A Permanent Divide?A fair-trade expert discusses the current confusion—and how the situation may play out
By Dan Leif
The current passion-fueled divide in fair-trade coffee is starting to reach a point where consumers are likely to take notice (and perhaps become confused). On one side of the argument sits Fair Trade USA, the licensing and certifying organization that recently split with its longtime global partner Fairtrade International in an effort to significantly increase the amount of fair-trade product moving through the United States. On the other are roasters and observers including Equal Exchange who feel FTUSA has undermined a key tenant of fair trade by opening the process up to estates not organized into formal cooperatives.
To get some perspective on a specialty-coffee debate that seems likely to roll on for months or years, Fresh Cup turned to Jeff Goldman, executive director of the Fair Trade Resource Network, a nonprofit that aims to objectively report on the fair-trade movement.
Q: Fair trade coffee is pretty fragmented. In the United States, we will soon be seeing coffee bags with Fair Trade USA’s certification logo, others with IMO’s Fair for Life logo and still others with an SPP logo that represents a group of small fair-trade farmers in Latin America. Won’t that get overwhelming to consumers?
A: It is a very confusing time, and that’s uncomfortable for a lot of us, but I don’t assume nothing good will come out of it. If you look at organics or the women’s movement or gay rights or civil rights, there are a lot of things going on with fair trade that are analogous with what happened in those movements. Lots of new ideas are coming in and innovation is happening. But it’s also a fairly small and low-capacity movement. If you look at sales or the number of people involved or the amount of money it spends on advocacy, it’s relatively poor and at the end of the day it’s a movement trying to help poor people in far-away countries. It’s struggling to work through that.
Q: Which philosophy do you see winning out long term: Fair Trade USA’s or that of the folks sticking to cooperatives only?
A: It’s way too early to guess. There are three specific certifications that are widely accepted right now—Fair Trade USA, Fairtrade International and IMO Fair for Life—and, yeah, there will be more to come. The interesting question is, what’s the tipping point? What’s the key factor when people decide we need to consolidate, we need to form reciprocity? I’ve also heard of people creating different bars or levels. So there’d be a gold, silver and bronze or high, medium and low fair trade. But no one can really predict that right now.

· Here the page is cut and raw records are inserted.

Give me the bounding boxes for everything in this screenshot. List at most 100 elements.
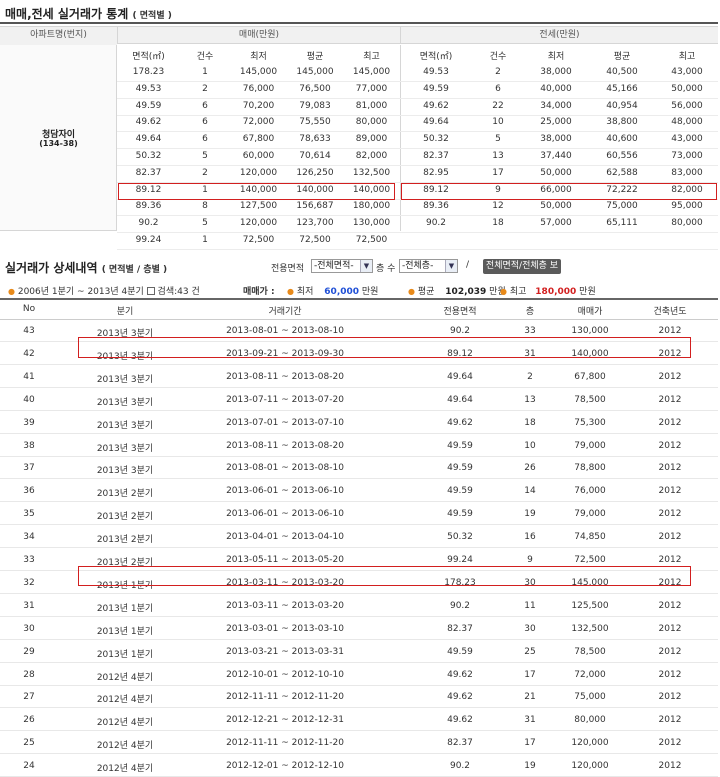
detail-cell-quarter: 2013년 1분기 <box>96 649 154 660</box>
detail-cell-year: 2012 <box>658 417 682 428</box>
table-row: 39 2013년 3분기 2013-07-01 ~ 2013-07-10 49.62 1… <box>0 412 718 434</box>
rent-cell-avg: 75,000 <box>606 201 638 212</box>
detail-cell-floor: 17 <box>524 738 536 749</box>
table-row: 40 2013년 3분기 2013-07-11 ~ 2013-07-20 49.64 1… <box>0 389 718 411</box>
detail-cell-no: 41 <box>23 371 35 382</box>
detail-cell-area: 49.59 <box>447 463 473 474</box>
sale-cell-max: 72,500 <box>355 235 388 245</box>
sale-cell-max: 130,000 <box>352 218 391 229</box>
detail-cell-price: 67,800 <box>574 371 606 382</box>
sale-cell-count: 2 <box>202 83 208 94</box>
rent-cell-area: 49.64 <box>423 117 449 128</box>
sale-cell-avg: 79,083 <box>299 100 331 111</box>
floor-select[interactable]: -전체층- ▼ <box>399 259 458 273</box>
sale-cell-area: 82.37 <box>135 167 162 178</box>
detail-cell-price: 125,500 <box>571 600 609 611</box>
detail-cell-floor: 18 <box>524 417 536 428</box>
sale-cell-area: 49.64 <box>135 134 162 145</box>
detail-cell-year: 2012 <box>658 669 682 680</box>
area-select-value: -전체면적- <box>314 261 354 271</box>
sale-cell-count: 1 <box>202 67 208 77</box>
detail-cell-year: 2012 <box>658 371 682 382</box>
rent-subheader-max: 최고 <box>678 52 696 62</box>
detail-cell-no: 42 <box>23 348 35 359</box>
rent-cell-avg: 60,556 <box>606 151 638 161</box>
area-select[interactable]: -전체면적- ▼ <box>311 259 373 273</box>
detail-cell-quarter: 2013년 3분기 <box>96 397 154 408</box>
detail-cell-quarter: 2012년 4분기 <box>96 741 154 752</box>
sale-cell-avg: 76,500 <box>299 83 331 94</box>
detail-cell-quarter: 2013년 3분기 <box>96 420 154 431</box>
sale-cell-area: 50.32 <box>135 151 162 161</box>
sale-cell-avg: 156,687 <box>296 201 334 212</box>
sale-cell-avg: 72,500 <box>299 235 331 245</box>
detail-cell-quarter: 2012년 4분기 <box>96 718 154 729</box>
rent-cell-area: 49.53 <box>423 67 449 77</box>
detail-cell-area: 82.37 <box>447 738 473 749</box>
col-sale-header: 매매(만원) <box>117 26 400 44</box>
rent-cell-max: 56,000 <box>671 100 703 111</box>
table-row: 28 2012년 4분기 2012-10-01 ~ 2012-10-10 49.62 1… <box>0 664 718 686</box>
stats-row-line <box>117 81 718 82</box>
table-row: 27 2012년 4분기 2012-11-11 ~ 2012-11-20 49.62 2… <box>0 686 718 709</box>
detail-cell-no: 26 <box>23 715 35 726</box>
view-all-button[interactable]: 전체면적/전체층 보기 <box>483 259 561 286</box>
search-result-icon <box>146 287 155 295</box>
detail-cell-floor: 13 <box>524 394 536 405</box>
bullet-icon: ● <box>500 287 507 296</box>
sale-cell-max: 180,000 <box>352 201 391 212</box>
sale-subheader-area: 면적(㎡) <box>132 52 165 62</box>
detail-cell-floor: 19 <box>524 761 536 772</box>
detail-cell-no: 37 <box>23 463 35 474</box>
detail-cell-quarter: 2013년 2분기 <box>96 512 154 523</box>
detail-cell-floor: 21 <box>524 692 536 703</box>
rent-cell-count: 2 <box>495 67 501 77</box>
detail-cell-price: 79,000 <box>574 509 606 520</box>
detail-cell-period: 2013-07-01 ~ 2013-07-10 <box>226 417 344 428</box>
detail-cell-year: 2012 <box>658 509 682 520</box>
detail-header-year: 건축년도 <box>653 307 687 317</box>
summary-avg-value: 102,039 <box>445 287 487 297</box>
rent-cell-count: 5 <box>495 134 501 145</box>
sale-cell-avg: 126,250 <box>296 167 334 178</box>
rent-cell-area: 82.37 <box>423 151 449 161</box>
rent-cell-avg: 38,800 <box>606 117 638 128</box>
stats-row-line <box>117 165 718 166</box>
sale-cell-max: 89,000 <box>355 134 388 145</box>
detail-title-sub: ( 면적별 / 층별 ) <box>101 265 168 275</box>
rent-cell-count: 17 <box>492 167 504 178</box>
detail-cell-area: 99.24 <box>447 555 473 565</box>
detail-cell-period: 2013-06-01 ~ 2013-06-10 <box>226 509 344 520</box>
detail-cell-area: 49.62 <box>447 669 473 680</box>
table-row: 34 2013년 2분기 2013-04-01 ~ 2013-04-10 50.32 1… <box>0 526 718 549</box>
sale-cell-avg: 145,000 <box>296 67 334 77</box>
detail-cell-area: 49.64 <box>447 394 473 405</box>
detail-cell-area: 49.62 <box>447 715 473 726</box>
detail-header-no: No <box>22 304 36 314</box>
stats-title-text: 매매,전세 실거래가 통계 <box>5 7 129 21</box>
detail-cell-year: 2012 <box>658 532 682 543</box>
detail-cell-floor: 26 <box>524 463 536 474</box>
detail-cell-period: 2013-07-11 ~ 2013-07-20 <box>226 394 344 405</box>
detail-cell-quarter: 2013년 3분기 <box>96 374 154 385</box>
sale-cell-count: 2 <box>202 167 208 178</box>
detail-cell-period: 2012-11-11 ~ 2012-11-20 <box>226 738 344 749</box>
rent-cell-avg: 45,166 <box>606 83 638 94</box>
table-row: 26 2012년 4분기 2012-12-21 ~ 2012-12-31 49.62 3… <box>0 709 718 732</box>
detail-cell-year: 2012 <box>658 646 682 657</box>
detail-header-floor: 층 <box>525 307 535 317</box>
sale-cell-max: 132,500 <box>352 167 391 178</box>
sale-cell-area: 49.53 <box>135 83 162 94</box>
sale-cell-min: 72,000 <box>242 117 275 128</box>
sale-cell-count: 6 <box>202 100 208 111</box>
detail-cell-year: 2012 <box>658 761 682 772</box>
sale-cell-area: 178.23 <box>132 67 165 77</box>
detail-title: 실거래가 상세내역 ( 면적별 / 층별 ) <box>5 259 167 276</box>
detail-cell-floor: 19 <box>524 509 536 520</box>
rent-cell-count: 18 <box>492 218 504 229</box>
detail-cell-period: 2013-05-11 ~ 2013-05-20 <box>226 555 344 565</box>
detail-cell-floor: 2 <box>527 371 533 382</box>
rent-cell-max: 50,000 <box>671 83 703 94</box>
detail-cell-quarter: 2013년 2분기 <box>96 535 154 546</box>
detail-header-price: 매매가 <box>577 307 603 317</box>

Q: Does Fair Trade USA have an advantage because of its strength in marketing? It does a great job connecting with consumers and can provide a lot of support to roasters and other partner companies. Doesn’t FTUSA’s logo seem destined to win out in the U.S. market?
A: No, I wouldn’t see it like that. Various certifiers have different pros and cons. Fairtrade International is actually bigger—they’re global, and they’re currently in the process of setting up a U.S. labeling initiative like Fair Trade USA. I don’t know what the size of that is going to be. FTUSA has had strength in marketing, but they’ve also had certain weaknesses. They’ve been really angering a lot of folks in the movement, and the process they used has been criticized as arrogant. Maybe they’re setting themselves up for attack or vulnerabilities if those allegations are widely accepted.
Q: Do any of these certifying bodies have more ownership of “fair trade” than the others?
A: Fair trade is not a legal term, just like “all natural” is not. Anyone can self-proclaim to be fair trade, and some folks do that. “Fair trade certified” is different, though. Fair Trade USA has that trademarked.
Q: What advice would you give to a roaster wondering which certification body to choose?
A: If you have the time and interest, you just need to go do your own research. Find out the differences between certifiers and find out opinions of advocates in the movement. If you don’t have the time and clarity, maybe the best move is not picking one at all and just waiting for the dust to settle.